Note after the underying communication mechanism reports a connection, before communication can be considered “active”, requirements 2 and 4 above must be met. That is, all input channels must be established and at least one valid application message must be received from the peer. Requirement 2 is present because otherwise we could send a message but not hear the response to it from the peer. Requirement 4 is present because we could have good underlying communication (e.g. a connection to an MQTT broker), without the peer application actually running. Requirement 3 is not applied until after the “active” state has been reached.

This diagram approximates how the “active” state is achieved, maintained and lost:

flowchart TB linkStyle default interpolate basis NonExistent(Non existent) -- constructed --> not_started subgraph NotActive[not active &nbsp&nbsp&nbsp&nbsp&nbsp&nbsp&nbsp&nbsp&nbsp&nbsp&nbsp&nbsp&nbsp&nbsp&nbsp] not_started -- start_called --> connecting connecting -- mqtt_connect_failed --> connecting connecting -- mqtt_connected --> awaiting_setup_and_peer awaiting_setup_and_peer -- mqtt_suback --> awaiting_setup_and_peer awaiting_setup_and_peer -- mqtt_suback --> awaiting_peer awaiting_setup_and_peer -- message_from_peer --> awaiting_setup awaiting_setup_and_peer -- mqtt_disconnected --> connecting awaiting_setup -- mqtt_suback --> awaiting_setup awaiting_setup -- mqtt_disconnected --> connecting awaiting_peer -- mqtt_disconnected --> connecting end awaiting_setup -- mqtt_suback --> active awaiting_peer -- message_from_peer --> active active -- response_timeout --> awaiting_peer active -- mqtt_disconnected --> connecting

Much of the complexity in this diagram results from asynchronously accumulating input channel establishments and a message from the peer upon restore of the underlying connection.
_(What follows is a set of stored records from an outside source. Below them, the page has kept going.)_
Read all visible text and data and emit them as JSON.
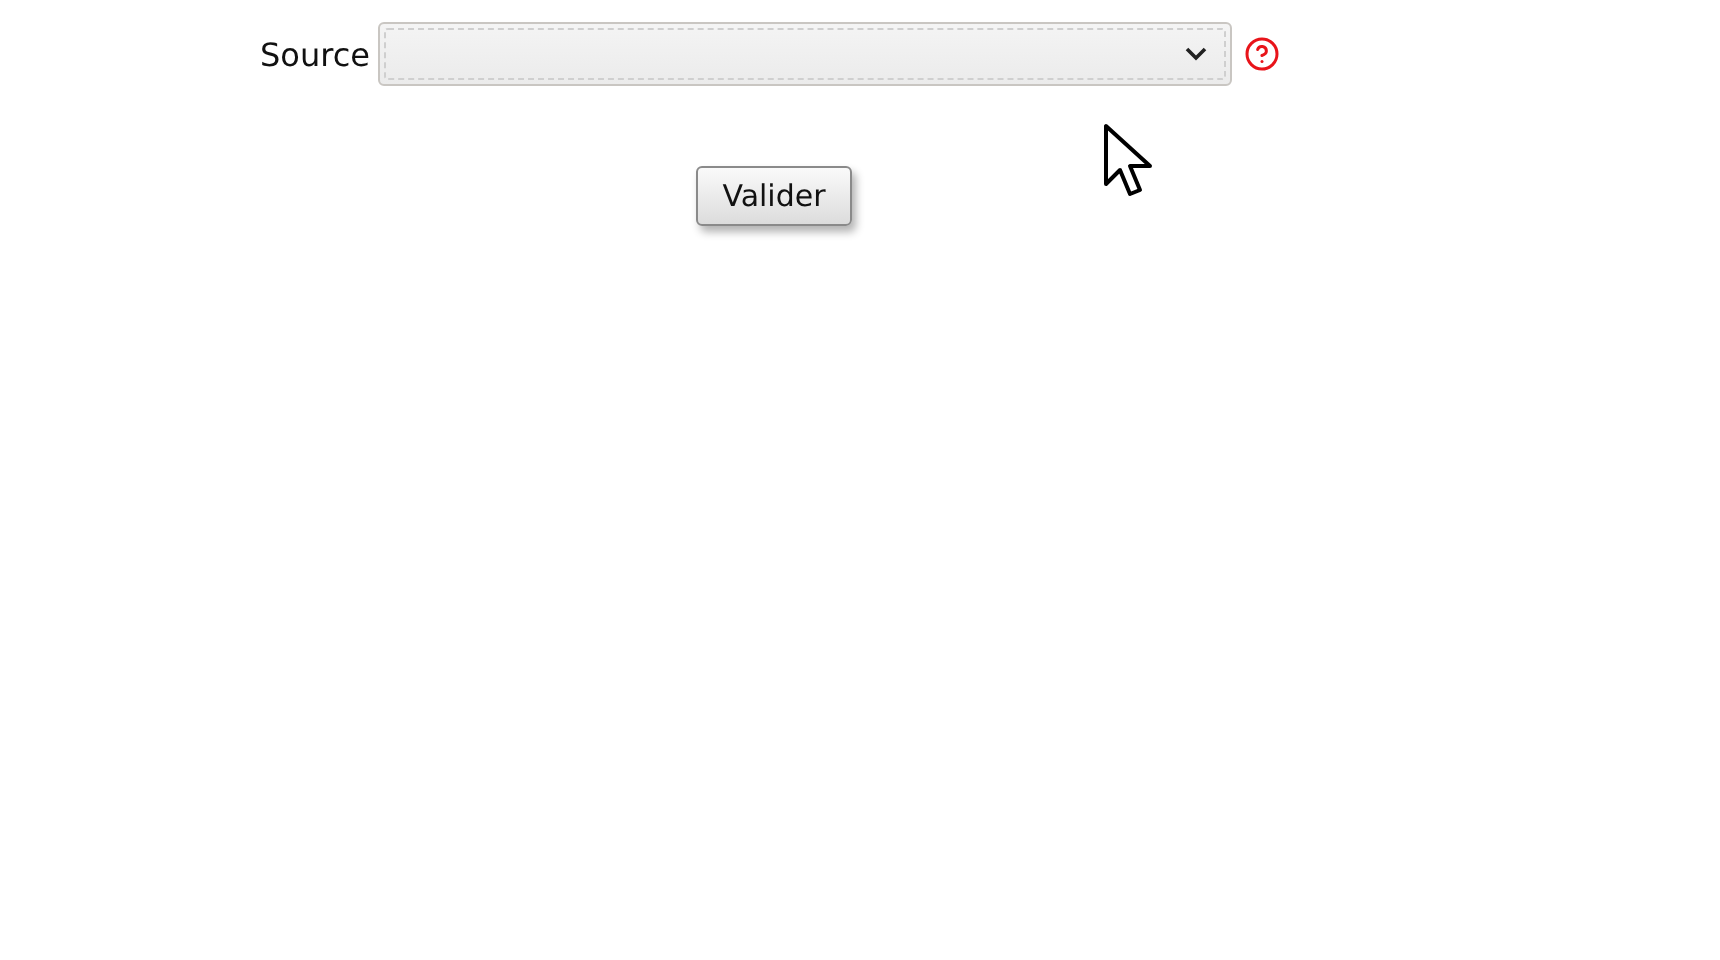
{
  "form": {
    "source_label": "Source",
    "submit_button": "Valider"
  }
}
After restoring communication to the underlying communication mechanism (e.g. an MQTT broker), we must get acknowledgements of all our subscriptions and a message from the peer before the link is considered “active”. There could be more than one subscription acknowledgement message, and these and the message from the peer could arrive in any order. This complexity could be reduced by serializing the accumulation of these results, at the cost of longer time to re-activate after restore of the underlying communication mechanism.

LinkManager

The gwproactor.links package implements most of the Proactor’s communication infrastructure. LinkManager is the interface to this package used by Proactor. The interaction between them can be seen by searching the code for _links. This search should produce approximately the following entry points in the message processing loop:

  1. Start on user request.

  2. Stop on user request (omitted from the diagram for clarity).
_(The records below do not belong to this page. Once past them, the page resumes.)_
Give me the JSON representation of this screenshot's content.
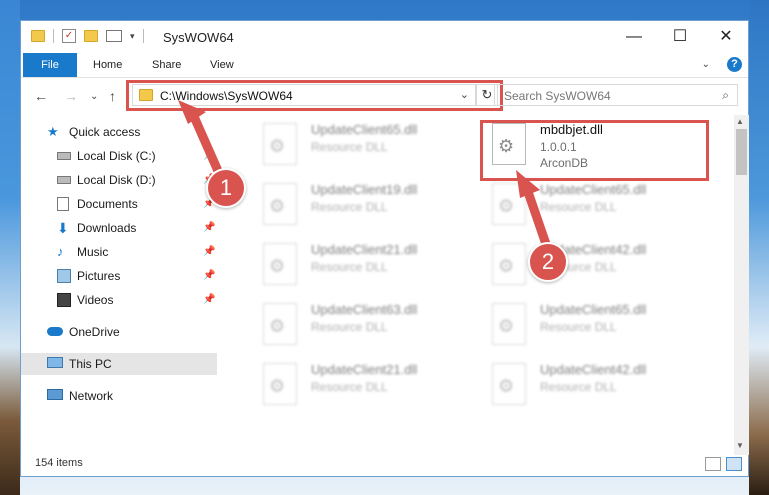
{
  "window": {
    "title": "SysWOW64",
    "minimize_icon": "minimize-icon",
    "maximize_icon": "maximize-icon",
    "close_icon": "close-icon"
  },
  "ribbon": {
    "tabs": [
      "File",
      "Home",
      "Share",
      "View"
    ]
  },
  "navigation": {
    "address": "C:\\Windows\\SysWOW64",
    "search_placeholder": "Search SysWOW64"
  },
  "sidebar": {
    "items": [
      {
        "label": "Quick access",
        "icon": "star-icon"
      },
      {
        "label": "Local Disk (C:)",
        "icon": "drive-icon"
      },
      {
        "label": "Local Disk (D:)",
        "icon": "drive-icon"
      },
      {
        "label": "Documents",
        "icon": "documents-icon"
      },
      {
        "label": "Downloads",
        "icon": "downloads-icon"
      },
      {
        "label": "Music",
        "icon": "music-icon"
      },
      {
        "label": "Pictures",
        "icon": "pictures-icon"
      },
      {
        "label": "Videos",
        "icon": "videos-icon"
      },
      {
        "label": "OneDrive",
        "icon": "cloud-icon"
      },
      {
        "label": "This PC",
        "icon": "computer-icon"
      },
      {
        "label": "Network",
        "icon": "network-icon"
      }
    ]
  },
  "files": {
    "left": [
      {
        "name": "UpdateClient65.dll",
        "type": "Resource DLL"
      },
      {
        "name": "UpdateClient19.dll",
        "type": "Resource DLL"
      },
      {
        "name": "UpdateClient21.dll",
        "type": "Resource DLL"
      },
      {
        "name": "UpdateClient63.dll",
        "type": "Resource DLL"
      },
      {
        "name": "UpdateClient21.dll",
        "type": "Resource DLL"
      }
    ],
    "right": [
      {
        "name": "mbdbjet.dll",
        "version": "1.0.0.1",
        "company": "ArconDB"
      },
      {
        "name": "UpdateClient65.dll",
        "type": "Resource DLL"
      },
      {
        "name": "UpdateClient42.dll",
        "type": "Resource DLL"
      },
      {
        "name": "UpdateClient65.dll",
        "type": "Resource DLL"
      },
      {
        "name": "UpdateClient42.dll",
        "type": "Resource DLL"
      }
    ]
  },
  "status": {
    "items_count": "154 items"
  },
  "annotations": {
    "marker1": "1",
    "marker2": "2",
    "highlight_color": "#d9534f"
  },
  "colors": {
    "accent": "#1979ca"
  }
}
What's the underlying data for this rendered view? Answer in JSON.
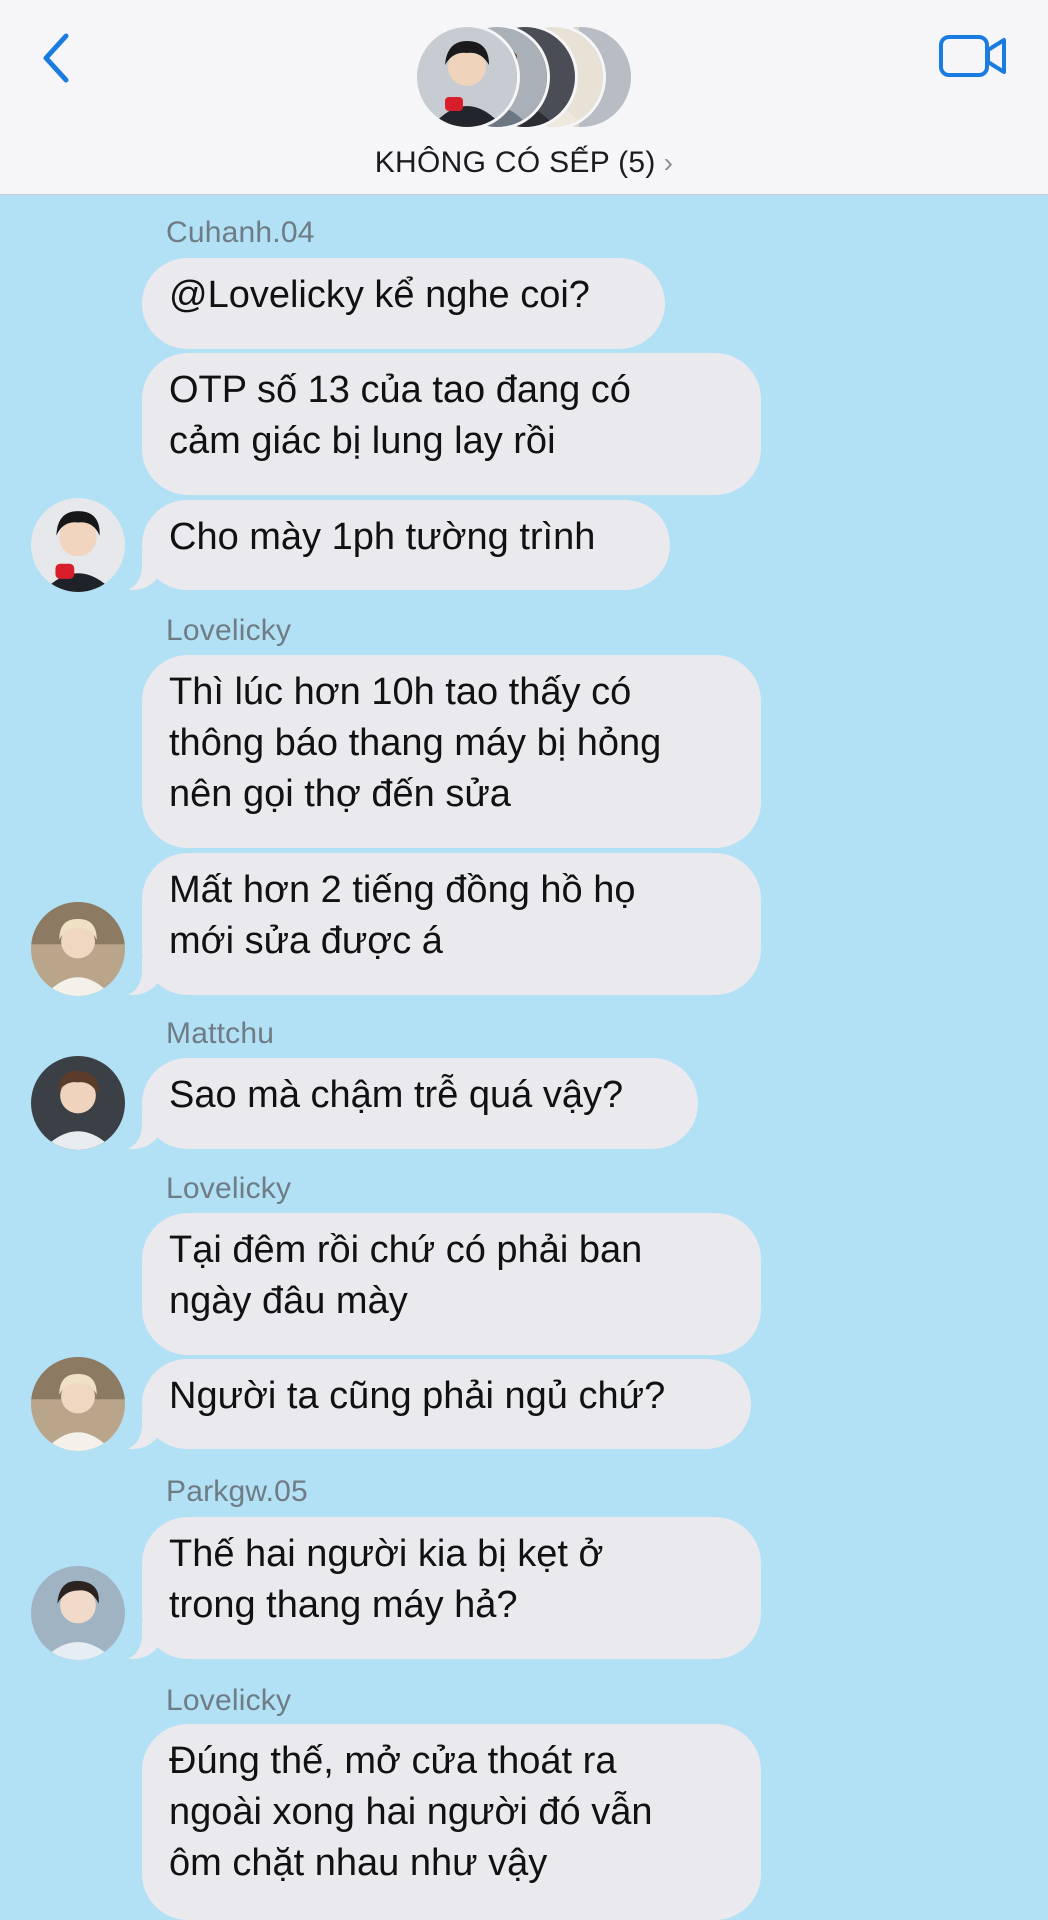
{
  "header": {
    "back_icon": "chevron-left-icon",
    "video_icon": "video-camera-icon",
    "group_name": "KHÔNG CÓ SẾP (5)",
    "chevron": "›",
    "accent_color": "#1a7be0"
  },
  "chat": {
    "background_color": "#b2e0f5",
    "bubble_color": "#e9e9ee",
    "groups": [
      {
        "sender": "Cuhanh.04",
        "avatar": "avatar-cuhanh",
        "messages": [
          "@Lovelicky kể nghe coi?",
          "OTP số 13 của tao đang có\ncảm giác bị lung lay rồi",
          "Cho mày 1ph tường trình"
        ]
      },
      {
        "sender": "Lovelicky",
        "avatar": "avatar-lovelicky",
        "messages": [
          "Thì lúc hơn 10h tao thấy có\nthông báo thang máy bị hỏng\nnên gọi thợ đến sửa",
          "Mất hơn 2 tiếng đồng hồ họ\nmới sửa được á"
        ]
      },
      {
        "sender": "Mattchu",
        "avatar": "avatar-mattchu",
        "messages": [
          "Sao mà chậm trễ quá vậy?"
        ]
      },
      {
        "sender": "Lovelicky",
        "avatar": "avatar-lovelicky",
        "messages": [
          "Tại đêm rồi chứ có phải ban\nngày đâu mày",
          "Người ta cũng phải ngủ chứ?"
        ]
      },
      {
        "sender": "Parkgw.05",
        "avatar": "avatar-parkgw",
        "messages": [
          "Thế hai người kia bị kẹt ở\ntrong thang máy hả?"
        ]
      },
      {
        "sender": "Lovelicky",
        "avatar": "",
        "messages": [
          "Đúng thế, mở cửa thoát ra\nngoài xong hai người đó vẫn\nôm chặt nhau như vậy"
        ]
      }
    ]
  }
}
  3. Handle connect of underlying comm mechanism (e.g. broker connect of MQTT).

  4. Handle disconnect of underlying comm mechanism.

  5. Handle intermediate connection establishment events from underlying comm mechanism (e.g. subscription ack of MQTT).

  6. Send acks for incoming messages that require ack.

  7. Receive acks for outgoing messages that require acks.

  8. Handle timeouts for ack receipt.

  9. Update “heard from recently” on message receipt.

  10. Handle timeouts for “heard from recently”.

LinkManager helpers

The LinkManager uses these helpers:

  • , to manage Paho MQTT clients.

  • a dict of MQTTCodec, to contain a message coder/decoder for each MQTT client.

  • LinkStates, to manage the communications state machine for each link.

  • MessageTimes, to track the times of last send and receive for each link.

  • TimerManagerInterface, to start and cancel timers for acknowledgement timeout.

  • AckManager, to start, track, handle and cancel timers for pending acknowledgements.

  • PersisterInterface, to persist unacknowledged Events on loss of “active” communication and re-upload them when “active” state is restored.

  • ProactorLogger, to log communications state tranisitions.

  • ProactorStats, to update various statistics about communications.